Saudi-backed fighters have largely retaken the areas of southern and eastern Yemen that the STC had seized. Rashad al-Alimi, chief of the Saudi-backed Presidential Council, said in a televised statement on Saturday that all contested cities had been brought under their control.
People took to the streets despite Saudi-backed groups urging them on Friday not to do so.
“We have taken to the streets again… No one can silence us… Not Saudi Arabia, nor any other party or country,” one man told Reuters.
Another said: “This large public gathering is a powerful message and a popular referendum in the south for the Southern Transitional Council.”
The armed forces of the rival, Saudi-backed government said it would “strike firmly and decisively against anyone who seeks to tamper with security or disrupt public order,” without making any reference to the protests.

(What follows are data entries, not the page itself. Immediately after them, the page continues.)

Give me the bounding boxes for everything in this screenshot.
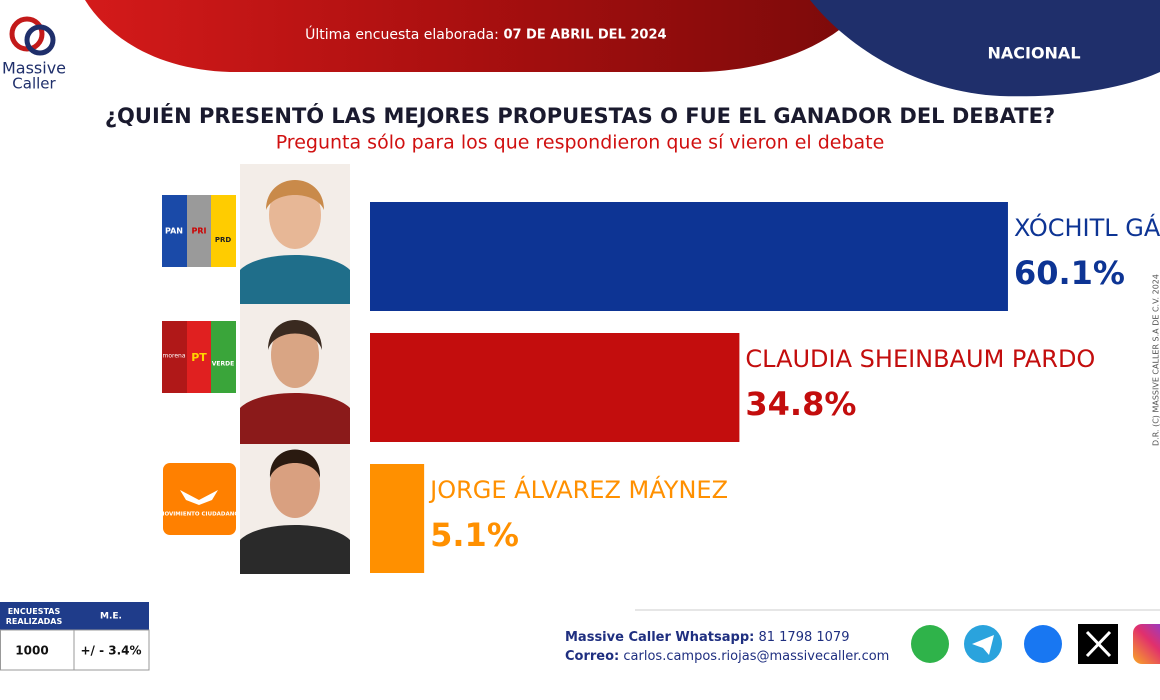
party-logos: PAN PRI PRD morena PT VERDE MOVIMIENTO C… <box>159 195 239 535</box>
photo-body <box>240 393 350 444</box>
photo-hair <box>268 320 322 350</box>
party-name: morena <box>162 353 185 360</box>
contact-label: Correo: <box>565 649 619 664</box>
bar <box>370 333 740 442</box>
contact-label: Massive Caller Whatsapp: <box>565 630 754 645</box>
photo-face <box>271 322 319 388</box>
table-header-text: M.E. <box>100 612 122 622</box>
value-label: 60.1% <box>1014 254 1125 292</box>
region-banner <box>810 0 1160 97</box>
icon-instagram[interactable] <box>1133 624 1160 664</box>
party-pt <box>187 321 211 393</box>
candidate-photos <box>240 164 350 574</box>
logo-text: Massive <box>2 59 66 78</box>
party-morena <box>162 321 187 393</box>
party-mc-bird <box>180 490 218 505</box>
value-label: 5.1% <box>430 516 519 554</box>
survey-label: Última encuesta elaborada: <box>305 25 499 43</box>
logo-ring <box>24 24 56 56</box>
table-cell: 1000 <box>15 644 48 658</box>
candidate-name: XÓCHITL GÁLVEZ RUIZ <box>1014 212 1160 242</box>
logo-text: Caller <box>12 75 56 93</box>
chart-title: ¿QUIÉN PRESENTÓ LAS MEJORES PROPUESTAS O… <box>105 103 1055 128</box>
party-name: PRI <box>192 227 207 236</box>
icon-whatsapp[interactable] <box>911 625 949 663</box>
party-name: PAN <box>165 227 183 236</box>
table-cell: +/ - 3.4% <box>80 644 141 658</box>
icon-facebook[interactable] <box>1024 625 1062 663</box>
table-body <box>0 629 150 671</box>
party-pan <box>162 195 187 267</box>
value-label: 34.8% <box>745 385 856 423</box>
table-header <box>0 602 149 630</box>
table-header-text: ENCUESTAS REALIZADAS <box>6 607 63 626</box>
copyright: D.R. (C) MASSIVE CALLER S.A DE C.V. 2024 <box>1152 274 1160 446</box>
social-icons <box>911 624 1160 664</box>
bar <box>370 202 1008 311</box>
party-name: MOVIMIENTO CIUDADANO <box>159 512 239 518</box>
photo-body <box>240 525 350 574</box>
party-mc <box>163 463 236 535</box>
photo-face <box>270 452 320 518</box>
photo-body <box>240 255 350 304</box>
party-name: PT <box>191 351 207 364</box>
bars: XÓCHITL GÁLVEZ RUIZ 60.1% CLAUDIA SHEINBAU… <box>370 202 1160 573</box>
photo-hair <box>269 449 321 478</box>
logo: Massive Caller <box>2 16 66 93</box>
logo-ring <box>9 16 45 52</box>
bar <box>370 464 425 573</box>
chart-subtitle: Pregunta sólo para los que respondieron … <box>276 132 885 154</box>
photo-face <box>269 181 321 249</box>
survey-table: ENCUESTAS REALIZADAS M.E. 1000 +/ - 3.4% <box>0 602 150 671</box>
candidate-name: JORGE ÁLVAREZ MÁYNEZ <box>428 475 728 504</box>
survey-date: 07 DE ABRIL DEL 2024 <box>503 28 666 43</box>
party-name: PRD <box>215 236 232 244</box>
party-name: VERDE <box>212 361 234 368</box>
contact-value: 81 1798 1079 <box>758 630 849 645</box>
contact-value: carlos.campos.riojas@massivecaller.com <box>623 649 889 664</box>
party-pri <box>187 195 211 267</box>
party-verde <box>211 321 236 393</box>
header-banner <box>85 0 870 72</box>
photo-hair <box>266 180 324 210</box>
icon-glyph <box>1085 630 1112 658</box>
candidate-name: CLAUDIA SHEINBAUM PARDO <box>745 345 1095 373</box>
icon-glyph <box>972 635 994 655</box>
contact-whatsapp: Massive Caller Whatsapp: 81 1798 1079 <box>565 630 849 645</box>
contact-email: Correo: carlos.campos.riojas@massivecall… <box>565 649 889 664</box>
region: NACIONAL <box>987 44 1080 63</box>
party-prd <box>211 195 236 267</box>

TENSIONS BETWEEN UAE AND SAUDI ARABIA
Saudi Arabia and the UAE used to work together in a coalition battling Iran-backed Houthis in Yemen’s civil war but the STC advances exposed their rivalry, bringing into focus big differences on a wide range of issues across the Middle East ranging from geopolitics to oil output.
An STC delegation travelled to the Saudi capital Riyadh earlier this week for talks that its leader, Zubaidi, skipped. The Saudi-led coalition accused the UAE of helping him escape on a flight that was tracked to a military airport in Abu Dhabi.
In an announcement broadcast on Saudi state media on Friday, one of the group’s members said the STC had decided to disband.
But in a statement issued on Saturday, the STC said it had held an “extraordinary meeting” following the announcement in Riyadh and declared it “null and void”, saying it had been made “under coercion and pressure”.
The group also said its members in Riyadh had been detained and were being “forced to issue statements”.
The STC reiterated calls for mass protests in southern cities on Saturday, warning against any attempts that target the group’s “peaceful activities”.
Authorities in Aden that are aligned with Yemen’s Saudi-backed government on Friday ordered a ban on demonstrations in the southern city, citing security concerns, according to an official directive seen by Reuters.